Essa compreensão amplia o espaço para uma efetiva e indispensável participação da sociedade e no plano federativo, dos municípios (e comunidades) onde as pessoas vivem e onde se realizam todas as atividades econômicas e de qualquer outra natureza. São elas que promovem a degradação ambiental e será por meio delas, principalmente, que se fará a revitalização da bacia.
Propõe-se construir agendas de sustentabilidade.
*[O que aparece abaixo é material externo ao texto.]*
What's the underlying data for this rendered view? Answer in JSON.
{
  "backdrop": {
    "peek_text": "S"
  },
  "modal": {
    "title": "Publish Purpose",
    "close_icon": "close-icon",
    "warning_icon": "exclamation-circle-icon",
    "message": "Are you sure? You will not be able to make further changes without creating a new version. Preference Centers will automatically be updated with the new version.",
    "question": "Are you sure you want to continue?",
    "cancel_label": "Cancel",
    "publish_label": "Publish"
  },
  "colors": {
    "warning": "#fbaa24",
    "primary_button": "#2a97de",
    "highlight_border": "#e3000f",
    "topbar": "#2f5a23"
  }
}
Isso enseja a oportunidade de fortalecimento de processos de mobilização social para geração de agendas locais (comunitárias, municipais) no conceito já consagrado da Agenda 21.
Da mesma forma, poderia estimular agendas de sustentabilidade setoriais; por exemplo, entre os agricultores que degradam o solo pelo manejo inadequado provocando erosão, num processo difuso e que só será revertido pela adoção de práticas conservacionistas na respectiva atividade produtiva. Isso significa transformar um agricultor em “produtor de água”, que eliminando ou reduzindo a erosão, conserva solo e água.
O plano parte do pressuposto que o processo de desenvolvimento da bacia, de modo geral, tem sido insustentável, mesmo que tenha gerado resultados econômicos demandados pela sociedade.
Nobres funções
Hoje é a mesma sociedade que requer mudanças via revitalização, que será entendida de várias maneiras, tendo sempre como referência o objetivo central de aumentar a quantidade e melhorar a qualidade da água. Amplia-se, assim, a possibilidade de que a água cumpra suas múltiplas e nobres funções.
Por tudo isso, é fundamental reconhecer que, sendo uma agenda aberta e com objetivos bem definidos, deve ser estimulada, apoiada e bem acolhida por toda a sociedade. Esse é o desafio maior: mudar nossa “cultura centralizadora” e praticar a verdadeira gestão democrática das águas.
Afinal, instituições gerenciam recursos hídricos e, no contra-ponto, gente cuida de água.
“A revitalização da bacia tem como
objetivo aumentar a quantidade e melhorar a qualidade da água, ampliando assim a possibilidade de que ela cumpra suas múltiplas
e nobres funções”
Romano: “Eis o grande desafio: mudar nossa cultura
centralizadora e praticar a verdadeira gestão democrática das águas. Afinal,
instituições
gerenciam recursos hídricos e, no contraponto, gente cuida de água”.